Hasta los años 70, se creía que la inflación estaba provocada por episodios de demanda y, de hecho, las políticas públicas se tomaban partiendo de esta premisa. Sin embargo, durante la guerra del Yom Kippur en 1973, el precio del petróleo aumentó, lo que provocó un incremento de los costes del país y, en consecuencia, también de las empresas.

La inflación autoconstruida

Se llama a inflación autoconstruida a aquella que se produce de manera anticipada, y que puede generar una espiral negativa. Por ejemplo, los sindicatos exigirán un aumento de los salarios de los trabajadores para compensar la inflación esperada. Esta inflación tendrá como consecuencia un incremento de los costes de las empresas, lo que hará que los sindicatos reclamen aún más subidas, y así sucesivamente.

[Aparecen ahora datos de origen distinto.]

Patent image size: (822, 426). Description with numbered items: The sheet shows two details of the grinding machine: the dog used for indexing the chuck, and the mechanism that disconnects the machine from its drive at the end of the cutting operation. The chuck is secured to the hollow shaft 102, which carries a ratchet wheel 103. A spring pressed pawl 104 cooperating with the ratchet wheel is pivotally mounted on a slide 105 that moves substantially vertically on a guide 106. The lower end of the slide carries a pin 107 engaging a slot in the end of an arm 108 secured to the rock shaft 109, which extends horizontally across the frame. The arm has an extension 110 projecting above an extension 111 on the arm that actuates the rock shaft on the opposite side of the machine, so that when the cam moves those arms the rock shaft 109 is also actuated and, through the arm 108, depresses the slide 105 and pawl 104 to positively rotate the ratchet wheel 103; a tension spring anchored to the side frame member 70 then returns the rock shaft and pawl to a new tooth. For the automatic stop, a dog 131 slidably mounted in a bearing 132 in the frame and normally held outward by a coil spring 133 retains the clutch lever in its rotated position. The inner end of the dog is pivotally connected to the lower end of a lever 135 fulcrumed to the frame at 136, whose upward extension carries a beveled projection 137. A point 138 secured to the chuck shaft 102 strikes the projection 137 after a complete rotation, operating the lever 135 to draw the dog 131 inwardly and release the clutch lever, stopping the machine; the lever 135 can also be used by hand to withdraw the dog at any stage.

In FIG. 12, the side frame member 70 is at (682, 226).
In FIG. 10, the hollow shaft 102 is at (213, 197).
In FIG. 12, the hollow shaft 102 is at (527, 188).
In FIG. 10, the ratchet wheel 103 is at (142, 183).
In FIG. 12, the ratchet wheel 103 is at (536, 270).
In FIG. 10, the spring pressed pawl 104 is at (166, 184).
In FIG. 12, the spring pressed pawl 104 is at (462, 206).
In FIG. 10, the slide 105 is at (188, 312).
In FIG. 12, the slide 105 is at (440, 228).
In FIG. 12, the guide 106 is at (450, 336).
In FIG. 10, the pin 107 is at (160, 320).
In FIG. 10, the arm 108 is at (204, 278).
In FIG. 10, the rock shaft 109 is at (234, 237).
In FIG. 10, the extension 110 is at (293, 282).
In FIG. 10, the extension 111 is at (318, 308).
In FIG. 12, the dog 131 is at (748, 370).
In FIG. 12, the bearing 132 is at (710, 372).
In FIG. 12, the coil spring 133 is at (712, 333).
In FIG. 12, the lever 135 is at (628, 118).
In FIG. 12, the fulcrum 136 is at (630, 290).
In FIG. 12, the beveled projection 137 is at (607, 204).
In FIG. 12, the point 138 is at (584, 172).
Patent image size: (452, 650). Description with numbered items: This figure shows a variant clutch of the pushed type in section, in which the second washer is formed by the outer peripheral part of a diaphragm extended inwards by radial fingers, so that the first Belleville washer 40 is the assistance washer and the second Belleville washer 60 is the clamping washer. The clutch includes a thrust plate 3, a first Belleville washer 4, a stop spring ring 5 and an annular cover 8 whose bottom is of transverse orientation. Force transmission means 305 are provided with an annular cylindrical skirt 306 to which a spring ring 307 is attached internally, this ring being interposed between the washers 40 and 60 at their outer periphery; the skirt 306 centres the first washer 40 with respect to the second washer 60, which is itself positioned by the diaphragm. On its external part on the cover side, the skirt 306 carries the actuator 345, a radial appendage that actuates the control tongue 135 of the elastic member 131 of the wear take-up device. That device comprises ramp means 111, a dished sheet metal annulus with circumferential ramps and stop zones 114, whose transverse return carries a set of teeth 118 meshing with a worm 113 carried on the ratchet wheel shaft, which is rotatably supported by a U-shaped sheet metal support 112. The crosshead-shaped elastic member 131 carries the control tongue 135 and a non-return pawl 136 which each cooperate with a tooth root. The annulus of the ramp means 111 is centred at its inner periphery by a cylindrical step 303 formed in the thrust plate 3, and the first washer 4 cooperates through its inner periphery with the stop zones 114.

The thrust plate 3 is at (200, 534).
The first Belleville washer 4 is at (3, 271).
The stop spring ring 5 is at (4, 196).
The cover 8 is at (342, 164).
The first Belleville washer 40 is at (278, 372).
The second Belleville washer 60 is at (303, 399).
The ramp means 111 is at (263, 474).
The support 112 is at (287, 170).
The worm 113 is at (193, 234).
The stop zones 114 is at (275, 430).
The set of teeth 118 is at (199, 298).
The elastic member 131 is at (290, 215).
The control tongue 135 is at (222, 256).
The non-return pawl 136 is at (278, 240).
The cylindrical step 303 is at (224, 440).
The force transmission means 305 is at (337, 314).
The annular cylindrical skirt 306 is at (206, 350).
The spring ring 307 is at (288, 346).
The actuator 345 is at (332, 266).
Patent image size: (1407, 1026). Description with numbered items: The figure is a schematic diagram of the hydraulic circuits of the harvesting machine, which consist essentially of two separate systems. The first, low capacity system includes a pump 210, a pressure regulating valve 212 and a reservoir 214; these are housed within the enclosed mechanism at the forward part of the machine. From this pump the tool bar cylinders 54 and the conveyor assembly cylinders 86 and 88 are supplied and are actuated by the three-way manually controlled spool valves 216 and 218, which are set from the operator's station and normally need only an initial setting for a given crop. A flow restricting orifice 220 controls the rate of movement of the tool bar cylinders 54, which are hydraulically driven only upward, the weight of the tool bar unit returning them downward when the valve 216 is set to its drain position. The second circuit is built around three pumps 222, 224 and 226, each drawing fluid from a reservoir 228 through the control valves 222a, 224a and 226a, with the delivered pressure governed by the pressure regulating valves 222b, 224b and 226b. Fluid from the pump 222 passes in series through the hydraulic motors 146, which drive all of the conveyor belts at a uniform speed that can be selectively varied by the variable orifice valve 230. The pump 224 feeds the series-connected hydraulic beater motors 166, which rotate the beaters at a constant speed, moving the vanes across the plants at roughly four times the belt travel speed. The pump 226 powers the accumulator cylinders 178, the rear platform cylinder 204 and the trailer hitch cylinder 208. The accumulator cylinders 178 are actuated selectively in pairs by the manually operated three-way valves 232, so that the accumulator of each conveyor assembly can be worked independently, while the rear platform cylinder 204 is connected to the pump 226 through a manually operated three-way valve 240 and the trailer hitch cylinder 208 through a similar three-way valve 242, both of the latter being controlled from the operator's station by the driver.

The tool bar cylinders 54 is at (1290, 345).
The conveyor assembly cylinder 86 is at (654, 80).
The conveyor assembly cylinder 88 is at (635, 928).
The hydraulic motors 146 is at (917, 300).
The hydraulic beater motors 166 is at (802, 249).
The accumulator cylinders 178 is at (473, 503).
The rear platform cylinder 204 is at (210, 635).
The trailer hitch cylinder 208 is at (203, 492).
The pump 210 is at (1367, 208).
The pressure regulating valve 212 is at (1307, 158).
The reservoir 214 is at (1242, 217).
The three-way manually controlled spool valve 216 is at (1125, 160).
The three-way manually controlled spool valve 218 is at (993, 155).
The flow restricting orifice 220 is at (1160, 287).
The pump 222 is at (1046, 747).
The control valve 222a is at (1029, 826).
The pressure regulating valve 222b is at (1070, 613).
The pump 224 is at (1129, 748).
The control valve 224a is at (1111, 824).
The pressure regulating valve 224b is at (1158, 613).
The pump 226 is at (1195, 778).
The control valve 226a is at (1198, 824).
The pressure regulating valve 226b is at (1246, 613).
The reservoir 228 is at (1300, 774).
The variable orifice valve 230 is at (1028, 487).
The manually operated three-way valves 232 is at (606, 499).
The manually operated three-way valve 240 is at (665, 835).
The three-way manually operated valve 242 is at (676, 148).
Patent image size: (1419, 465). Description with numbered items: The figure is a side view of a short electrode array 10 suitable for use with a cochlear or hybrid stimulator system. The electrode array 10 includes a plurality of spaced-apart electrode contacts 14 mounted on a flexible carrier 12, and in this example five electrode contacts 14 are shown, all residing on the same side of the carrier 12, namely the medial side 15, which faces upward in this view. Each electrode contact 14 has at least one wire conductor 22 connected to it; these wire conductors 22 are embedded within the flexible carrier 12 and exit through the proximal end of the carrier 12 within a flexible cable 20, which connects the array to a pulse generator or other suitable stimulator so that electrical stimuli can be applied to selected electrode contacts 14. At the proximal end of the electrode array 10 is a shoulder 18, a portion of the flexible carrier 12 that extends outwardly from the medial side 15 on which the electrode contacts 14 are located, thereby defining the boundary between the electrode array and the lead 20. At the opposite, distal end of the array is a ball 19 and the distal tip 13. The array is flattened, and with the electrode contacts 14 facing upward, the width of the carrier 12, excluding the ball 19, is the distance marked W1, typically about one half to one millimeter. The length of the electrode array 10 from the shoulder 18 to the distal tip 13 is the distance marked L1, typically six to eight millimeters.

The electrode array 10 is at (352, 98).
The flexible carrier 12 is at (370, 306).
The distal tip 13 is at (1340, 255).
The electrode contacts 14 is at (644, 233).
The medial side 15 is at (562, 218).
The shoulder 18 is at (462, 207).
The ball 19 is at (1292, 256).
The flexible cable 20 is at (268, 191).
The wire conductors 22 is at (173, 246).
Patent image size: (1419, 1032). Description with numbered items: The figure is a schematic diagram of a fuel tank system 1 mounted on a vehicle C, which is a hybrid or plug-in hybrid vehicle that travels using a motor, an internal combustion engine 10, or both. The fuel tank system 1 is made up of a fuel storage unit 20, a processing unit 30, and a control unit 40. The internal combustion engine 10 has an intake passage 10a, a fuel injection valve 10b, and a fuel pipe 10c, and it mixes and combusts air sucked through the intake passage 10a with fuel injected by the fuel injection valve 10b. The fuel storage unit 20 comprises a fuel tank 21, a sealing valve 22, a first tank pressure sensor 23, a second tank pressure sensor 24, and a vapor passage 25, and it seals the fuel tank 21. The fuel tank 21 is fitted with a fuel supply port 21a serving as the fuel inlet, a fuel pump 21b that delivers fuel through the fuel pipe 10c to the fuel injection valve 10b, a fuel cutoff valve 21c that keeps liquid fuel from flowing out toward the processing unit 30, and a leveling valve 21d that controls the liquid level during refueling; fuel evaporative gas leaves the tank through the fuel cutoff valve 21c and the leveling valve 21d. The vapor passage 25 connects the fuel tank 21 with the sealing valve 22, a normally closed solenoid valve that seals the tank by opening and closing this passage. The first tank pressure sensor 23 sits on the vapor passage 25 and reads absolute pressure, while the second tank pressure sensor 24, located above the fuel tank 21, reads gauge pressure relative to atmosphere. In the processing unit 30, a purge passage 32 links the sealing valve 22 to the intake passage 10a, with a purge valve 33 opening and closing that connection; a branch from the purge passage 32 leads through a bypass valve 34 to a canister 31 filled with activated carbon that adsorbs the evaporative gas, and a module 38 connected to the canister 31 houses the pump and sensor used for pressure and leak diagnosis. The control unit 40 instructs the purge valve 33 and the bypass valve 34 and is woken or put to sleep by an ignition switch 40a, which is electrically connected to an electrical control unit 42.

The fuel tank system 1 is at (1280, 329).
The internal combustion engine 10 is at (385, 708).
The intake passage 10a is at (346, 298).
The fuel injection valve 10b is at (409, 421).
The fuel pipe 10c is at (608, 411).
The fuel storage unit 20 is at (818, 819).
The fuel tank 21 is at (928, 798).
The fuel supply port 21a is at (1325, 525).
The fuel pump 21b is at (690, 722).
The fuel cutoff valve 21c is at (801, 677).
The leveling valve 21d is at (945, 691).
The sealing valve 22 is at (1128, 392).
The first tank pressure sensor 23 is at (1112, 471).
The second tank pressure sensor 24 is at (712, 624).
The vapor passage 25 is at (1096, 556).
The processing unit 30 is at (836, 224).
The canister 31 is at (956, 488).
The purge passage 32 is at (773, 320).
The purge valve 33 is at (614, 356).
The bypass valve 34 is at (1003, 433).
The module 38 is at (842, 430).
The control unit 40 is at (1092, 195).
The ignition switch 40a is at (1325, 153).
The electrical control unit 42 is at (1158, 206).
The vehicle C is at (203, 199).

Aumento de la base monetaria

Milton Friedman, premio Nobel de economía, afirmó que la inflación era siempre y en todo momento un fenómeno monetario. Para los monetaristas, la causa principal de la inflación era el aumento de la base monetaria, es decir, la cantidad de dinero en circulación de una economía. Cuanto mayor es esta, más incremento sufren los precios. De hecho, a lo largo del último siglo, se han sucedido los episodios de hiperinflación provocados por las decisiones a veces discrecionales de los bancos centrales.

Cómo se mide la inflación

En la mayoría de países, la medida de la inflación toma como referencia el Índice de Precios al Consumo (IPC). Se trata de un indicador en el que se valoran el precio de un conjunto de bienes y servicios representativos de la cesta que consume la población de un país, calculados de forma ponderada.

En España, el IPC es elaborado por el Instituto Nacional de Estadística (INE) de forma mensual. Se elabora con cerca de 220.000 precios de 479 artículos, de los cuales informan unos 29.000 establecimientos distribuidos en 177 municipios de todo el territorio nacional.

Consecuencias de la inflación sobre la economía

A nivel macroeconómico, la principal consecuencia de la inflación es evidente: todo es relativamente más caro. Con la misma cantidad de dinero se pueden comprar menos bienes y servicios, lo que repercute sobre el bolsillo del ahorrador. 

Sin embargo, esto no tiene por qué ser totalmente negativo. De hecho, una inflación controlada es beneficiosa para la economía, sobre todo para evitar episodios de deflación. Uno de los principales motivos es que la inflación reduce la carga real de las deudas. Y esto en economías muy endeudadas es un alivio para los deudores.

Pero es que, además, se asume que una pequeña cantidad de inflación indica que la economía se encuentra en un buen momento, porque la gente está consumiendo, el crédito fluye, los costes empresariales están contenidos y, al mismo tiempo, los ciudadanos no están perdiendo poder adquisitivo por sus ahorros.

No obstante, no han sido pocos los periodos de hiperinflación en el mundo en el último siglo. El más llamativo fue, quizá, el de la Zimbabwe de Robert Mugabe, que llegó a emitir el billete con mayor valor facial del mundo, de 3 trillones de dólares. También han sido sonados los casos de la República de Weimar (la Alemania de entreguerras), Hungría de 1945 o el caso más reciente de Venezuela.

Cómo afecta la inflación al ahorrador e inversor

Aunque cierto nivel de inflación es beneficioso para la economía, lo cierto es que los ahorradores e inversores pierden poder adquisitivo con ella. De hecho, la rentabilidad real, aquella que determina el rendimiento del inversor una vez descontada la inflación, es el termómetro que mide su verdadero resultado.

Y al igual que ocurre con el interés compuesto, la inflación también crece de manera exponencial. Por poner un ejemplo, una inflación del 2% anual durante 20 años no da como resultado un 40% de inflación, sino un 48,59%.

En definitiva, la inflación es perjudicial para los ahorradores, a pesar de los esfuerzos de los bancos centrales por generar cierto nivel de inflación, especialmente en situaciones de incertidumbre.